Gap Inc. is defying the skeptics.
By refusing to join competitors making early-holiday markdowns, the biggest U.S. clothing retailer may post a fourth-quarter profit gain for the first time since 2005.
After two years of declining sales, San Francisco-based Gap has cut inventory at its namesake brand to avoid having to slash prices on $98 cashmere sweaters and $148 tweed coats in what may be the slowest Christmas shopping season in five years.
U.S. mall-based apparel retailers are running an average of 5 percent more discount programs than a year ago, according to estimates by Wachovia Corp. Gap, with a market value about the same on the New York Stock Exchange as in 2004, is focusing on profitable growth while updating its clothes. The strategy will help the stock rise 13 percent in the next year, estimated CL King & Associates analyst Mark Montagna.
"We're making a conscious choice to return to [regular-priced] selling and focus much more on our bottom line than we are top-line growth," said Marka Hansen, 54, the Gap brand president, in an interview this week. "The big, big work for us to do is to continue to develop our product offering so that it's incredibly compelling."
Gap's holiday theme is "Crazy Stripes." The chain has stocked store windows with multicolored scarves and sweaters in magenta, gold and shamrock. The division is selling more full-priced clothes than a year ago and did no promotions the weekend after Thanksgiving, the most important shopping time of the year, Hansen said.

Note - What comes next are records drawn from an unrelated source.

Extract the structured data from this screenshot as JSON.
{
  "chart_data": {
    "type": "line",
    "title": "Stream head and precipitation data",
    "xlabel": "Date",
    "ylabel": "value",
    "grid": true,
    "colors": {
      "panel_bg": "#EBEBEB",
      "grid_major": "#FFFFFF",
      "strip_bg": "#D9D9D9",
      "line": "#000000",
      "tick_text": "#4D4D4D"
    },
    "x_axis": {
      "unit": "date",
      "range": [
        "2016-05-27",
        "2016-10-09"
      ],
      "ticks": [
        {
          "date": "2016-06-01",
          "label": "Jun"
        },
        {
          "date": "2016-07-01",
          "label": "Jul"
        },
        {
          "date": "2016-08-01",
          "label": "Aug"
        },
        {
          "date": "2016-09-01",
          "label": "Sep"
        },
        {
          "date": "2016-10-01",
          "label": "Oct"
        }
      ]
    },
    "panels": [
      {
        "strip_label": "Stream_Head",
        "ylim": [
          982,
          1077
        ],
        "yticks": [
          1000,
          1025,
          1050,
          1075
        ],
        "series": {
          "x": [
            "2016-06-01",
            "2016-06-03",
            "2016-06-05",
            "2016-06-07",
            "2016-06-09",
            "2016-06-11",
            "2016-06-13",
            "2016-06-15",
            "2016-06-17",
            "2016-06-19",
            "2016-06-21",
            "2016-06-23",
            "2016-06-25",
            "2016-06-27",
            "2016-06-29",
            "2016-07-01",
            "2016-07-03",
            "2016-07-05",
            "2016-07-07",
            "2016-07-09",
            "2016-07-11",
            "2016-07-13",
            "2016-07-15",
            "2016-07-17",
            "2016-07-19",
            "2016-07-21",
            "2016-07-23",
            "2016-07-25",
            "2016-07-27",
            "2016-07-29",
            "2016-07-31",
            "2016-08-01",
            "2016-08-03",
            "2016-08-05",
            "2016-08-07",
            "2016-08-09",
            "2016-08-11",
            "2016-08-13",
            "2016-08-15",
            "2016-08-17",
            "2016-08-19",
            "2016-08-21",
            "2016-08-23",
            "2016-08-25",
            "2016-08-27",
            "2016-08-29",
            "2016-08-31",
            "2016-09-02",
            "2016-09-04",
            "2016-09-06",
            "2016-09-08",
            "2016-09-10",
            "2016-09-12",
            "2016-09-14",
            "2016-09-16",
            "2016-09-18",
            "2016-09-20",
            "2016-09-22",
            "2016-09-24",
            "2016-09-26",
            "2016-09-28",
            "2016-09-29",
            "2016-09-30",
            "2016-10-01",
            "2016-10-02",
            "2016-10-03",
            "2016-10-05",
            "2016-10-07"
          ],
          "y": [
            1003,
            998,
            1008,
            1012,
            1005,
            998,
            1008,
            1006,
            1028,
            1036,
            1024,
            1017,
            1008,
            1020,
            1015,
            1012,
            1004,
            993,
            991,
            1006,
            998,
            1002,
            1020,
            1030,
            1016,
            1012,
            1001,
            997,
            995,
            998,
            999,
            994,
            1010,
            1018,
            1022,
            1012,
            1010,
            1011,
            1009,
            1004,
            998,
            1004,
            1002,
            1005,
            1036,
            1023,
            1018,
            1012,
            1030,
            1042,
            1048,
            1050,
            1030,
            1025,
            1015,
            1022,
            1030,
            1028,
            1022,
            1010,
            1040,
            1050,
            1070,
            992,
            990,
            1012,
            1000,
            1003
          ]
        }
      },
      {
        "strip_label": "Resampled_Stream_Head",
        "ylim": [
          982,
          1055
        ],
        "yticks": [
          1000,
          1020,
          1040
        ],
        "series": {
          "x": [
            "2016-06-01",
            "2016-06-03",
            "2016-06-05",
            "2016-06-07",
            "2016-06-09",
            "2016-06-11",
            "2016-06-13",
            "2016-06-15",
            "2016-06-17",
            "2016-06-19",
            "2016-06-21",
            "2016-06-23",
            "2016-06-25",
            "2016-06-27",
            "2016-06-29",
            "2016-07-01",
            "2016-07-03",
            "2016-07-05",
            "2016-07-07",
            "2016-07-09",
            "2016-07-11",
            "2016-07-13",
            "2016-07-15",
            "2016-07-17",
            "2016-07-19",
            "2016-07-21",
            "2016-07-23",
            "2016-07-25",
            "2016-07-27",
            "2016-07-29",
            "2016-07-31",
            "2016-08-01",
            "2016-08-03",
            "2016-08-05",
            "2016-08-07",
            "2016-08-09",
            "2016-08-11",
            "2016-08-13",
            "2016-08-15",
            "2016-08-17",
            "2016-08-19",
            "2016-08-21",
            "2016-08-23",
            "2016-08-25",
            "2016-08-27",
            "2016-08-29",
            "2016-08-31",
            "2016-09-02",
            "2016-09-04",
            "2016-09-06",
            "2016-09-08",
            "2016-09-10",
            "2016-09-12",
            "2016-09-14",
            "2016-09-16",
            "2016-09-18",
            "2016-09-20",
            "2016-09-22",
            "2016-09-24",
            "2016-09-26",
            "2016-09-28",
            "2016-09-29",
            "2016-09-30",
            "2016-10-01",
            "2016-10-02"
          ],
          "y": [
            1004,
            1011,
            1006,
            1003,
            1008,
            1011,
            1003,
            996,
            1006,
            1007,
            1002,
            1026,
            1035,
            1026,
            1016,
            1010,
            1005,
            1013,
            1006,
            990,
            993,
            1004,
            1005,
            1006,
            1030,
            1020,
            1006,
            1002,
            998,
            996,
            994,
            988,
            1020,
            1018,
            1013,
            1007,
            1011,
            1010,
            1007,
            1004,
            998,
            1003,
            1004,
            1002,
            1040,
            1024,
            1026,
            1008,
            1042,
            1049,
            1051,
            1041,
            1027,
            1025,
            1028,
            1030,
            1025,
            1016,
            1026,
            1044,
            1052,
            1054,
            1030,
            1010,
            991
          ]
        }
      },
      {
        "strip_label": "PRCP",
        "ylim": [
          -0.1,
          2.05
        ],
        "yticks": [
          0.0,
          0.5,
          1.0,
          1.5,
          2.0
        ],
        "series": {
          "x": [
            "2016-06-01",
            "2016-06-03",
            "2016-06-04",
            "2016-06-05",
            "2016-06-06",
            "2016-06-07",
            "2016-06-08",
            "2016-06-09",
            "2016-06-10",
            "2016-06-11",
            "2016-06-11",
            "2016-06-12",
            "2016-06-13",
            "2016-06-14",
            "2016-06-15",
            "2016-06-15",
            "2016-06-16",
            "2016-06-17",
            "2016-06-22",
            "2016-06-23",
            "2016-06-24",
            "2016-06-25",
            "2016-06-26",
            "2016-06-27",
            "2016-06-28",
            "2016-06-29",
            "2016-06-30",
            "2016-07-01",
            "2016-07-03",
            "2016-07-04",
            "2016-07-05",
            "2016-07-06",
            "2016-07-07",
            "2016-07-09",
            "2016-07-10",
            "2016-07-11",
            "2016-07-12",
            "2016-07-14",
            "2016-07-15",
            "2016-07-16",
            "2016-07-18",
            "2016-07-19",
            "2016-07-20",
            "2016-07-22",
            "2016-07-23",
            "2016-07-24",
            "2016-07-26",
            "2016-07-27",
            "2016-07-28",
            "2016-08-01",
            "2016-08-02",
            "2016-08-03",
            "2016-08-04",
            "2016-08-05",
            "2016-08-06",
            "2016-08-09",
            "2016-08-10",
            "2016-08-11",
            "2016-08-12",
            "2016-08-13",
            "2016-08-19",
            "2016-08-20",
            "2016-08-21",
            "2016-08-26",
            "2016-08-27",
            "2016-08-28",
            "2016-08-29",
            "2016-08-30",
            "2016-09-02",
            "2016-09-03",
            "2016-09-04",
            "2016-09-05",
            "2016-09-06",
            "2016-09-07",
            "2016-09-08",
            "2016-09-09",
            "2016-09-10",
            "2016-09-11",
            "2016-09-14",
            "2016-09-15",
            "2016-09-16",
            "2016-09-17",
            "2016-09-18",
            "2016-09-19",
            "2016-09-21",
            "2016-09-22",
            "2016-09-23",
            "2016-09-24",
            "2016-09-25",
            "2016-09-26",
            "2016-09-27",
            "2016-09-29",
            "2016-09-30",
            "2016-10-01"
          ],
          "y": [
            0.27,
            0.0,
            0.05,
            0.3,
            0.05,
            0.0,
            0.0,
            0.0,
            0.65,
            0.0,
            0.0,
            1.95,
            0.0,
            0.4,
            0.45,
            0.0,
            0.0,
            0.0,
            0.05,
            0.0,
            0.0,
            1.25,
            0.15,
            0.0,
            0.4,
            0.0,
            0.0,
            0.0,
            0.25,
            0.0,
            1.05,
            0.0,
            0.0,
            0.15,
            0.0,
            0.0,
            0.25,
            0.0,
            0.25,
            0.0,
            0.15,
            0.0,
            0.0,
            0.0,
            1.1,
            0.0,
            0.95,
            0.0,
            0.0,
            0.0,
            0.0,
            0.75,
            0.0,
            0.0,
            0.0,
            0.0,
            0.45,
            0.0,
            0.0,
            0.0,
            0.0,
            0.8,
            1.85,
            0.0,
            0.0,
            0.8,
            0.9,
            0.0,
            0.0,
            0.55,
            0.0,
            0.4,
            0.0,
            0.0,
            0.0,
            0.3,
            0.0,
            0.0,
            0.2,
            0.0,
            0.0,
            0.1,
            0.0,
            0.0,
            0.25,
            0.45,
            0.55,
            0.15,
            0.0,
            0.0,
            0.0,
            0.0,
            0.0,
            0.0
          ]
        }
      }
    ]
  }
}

"This is the first year that we've actually seen them go back to this really colorful, crazy-striped campaign that was oh-so-successful in 2002," said Adrienne Tennant, an analyst at Friedman, Billings, Ramsey & Co. in Arlington, Virginia. "It really kind of brings that festive mood to the stores during the holiday season."
Gap shares climbed 47 cents, or 2.3 percent, to $20.90 Wednesday. Before Wednesday, the stock rose 4.8 percent this year, compared with a 15 percent decline in the Standard & Poor's 500 retailing index.